Nada passou em branco

 

Hoje tem Nada passou em branco (7Letras, 2022), do Antonio Cescatto: 

Esta ficção tem como ponto de partida um marco na vida do autor: a desistência de um percurso.

Antonio Cescatto estudou medicina, mas trabalhou e atua como publicitário, apesar de, genuinamente, ser poeta e escritor.

A narrativa apresenta a tensão de um personagem, é preciso ressaltar, que não é o Cescatto, mas um ser ficcional elaborado a partir das angústias do escritor e poeta.

Um dos momentos mais instigantes do livro está no Capítulo 9 – o narrador constata, na transição da teoria para a prática, que aquele universo não é para ele:

“Foi aí, mais ou menos por aí, quando a coisa parecia finalmente ter se resolvido, que ela começou a se complicar. Quer dizer, não para os meus parceiros. Eles pareciam agarrados a seus Virgílios no caminho do Purgatório. Breve, o paraíso. Não tardaria a chegar o momento em que dominariam os centros cirúrgicos, em que reinariam nas enfermarias com diagnósticos precisos.”

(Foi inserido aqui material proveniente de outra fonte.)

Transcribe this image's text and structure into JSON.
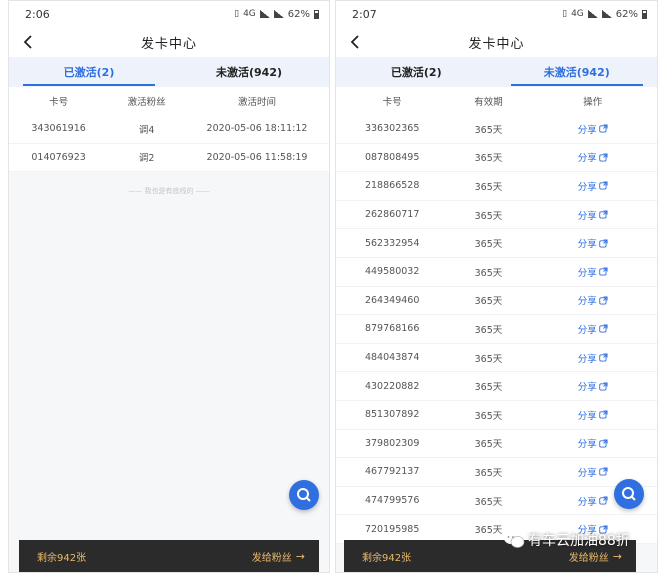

O desconforto do personagem diante da realidade da medicina é materializada por meio de observações, especialmente a partir de sua inquietude de leitor (que o levava a questionar tudo e todos):

“(a verdade é que eu andava lendo muito. Lendo de tudo, caoticamente. Tudo que eu, como estudante focado de medicina, não deveria ler. Aquele caos que se instaura quando adentramos as ciências humanas, quando a poesia nos entorta, quando a literatura nos ensina a arte da autoprovocação. Sim, eu andava lendo muito).”

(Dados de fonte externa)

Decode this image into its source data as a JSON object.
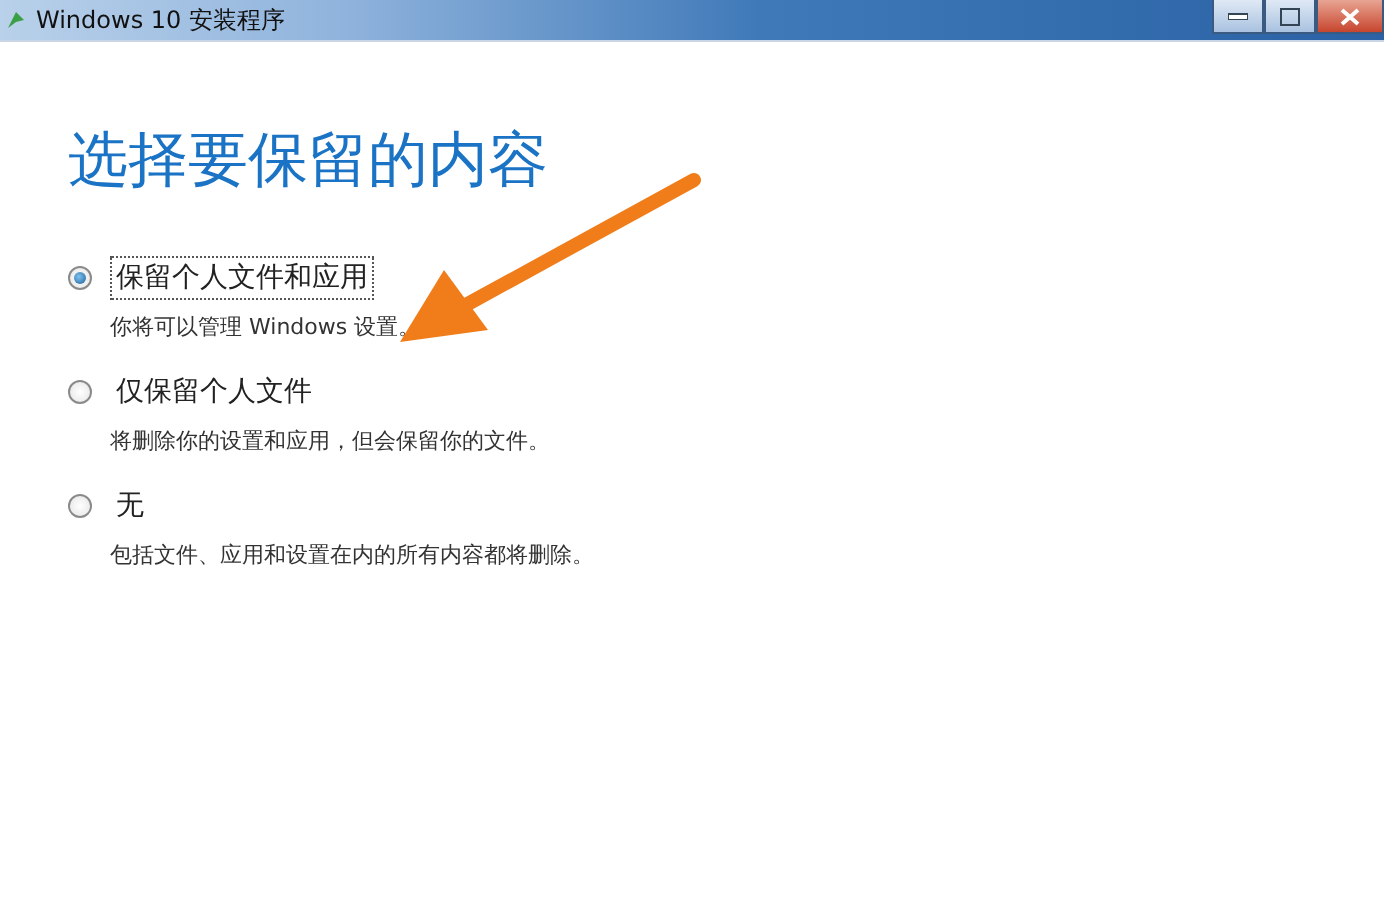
{
  "window": {
    "title": "Windows 10 安装程序"
  },
  "heading": "选择要保留的内容",
  "options": [
    {
      "label": "保留个人文件和应用",
      "description": "你将可以管理 Windows 设置。",
      "selected": true
    },
    {
      "label": "仅保留个人文件",
      "description": "将删除你的设置和应用，但会保留你的文件。",
      "selected": false
    },
    {
      "label": "无",
      "description": "包括文件、应用和设置在内的所有内容都将删除。",
      "selected": false
    }
  ]
}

O protagonista de Nada passou em branco, enfim, sente-se incapaz de lutar contra as mazelas do mundo que se apresentam para um médico em um hospital ou clínica – e após conhecer um filme do Glauber Rocha ele sabe que, realmente, não é um ser da e para a medicina:

“O que ela espera de mim eu não sei. O que eu posso fazer por ela é um enigma. O que me resta: um armário. Um armário de vidro com alguns analgésicos e muitos vermífugos. Tão inúteis quanto as denúncias do cinema novo para curar as dores sociais. Mas, no entanto, os filmes foram feitos. Teriam que ser feitos, não como fato estético, mas como ação política. Assim como os vermífugos devem ser ministrados. A ação política.”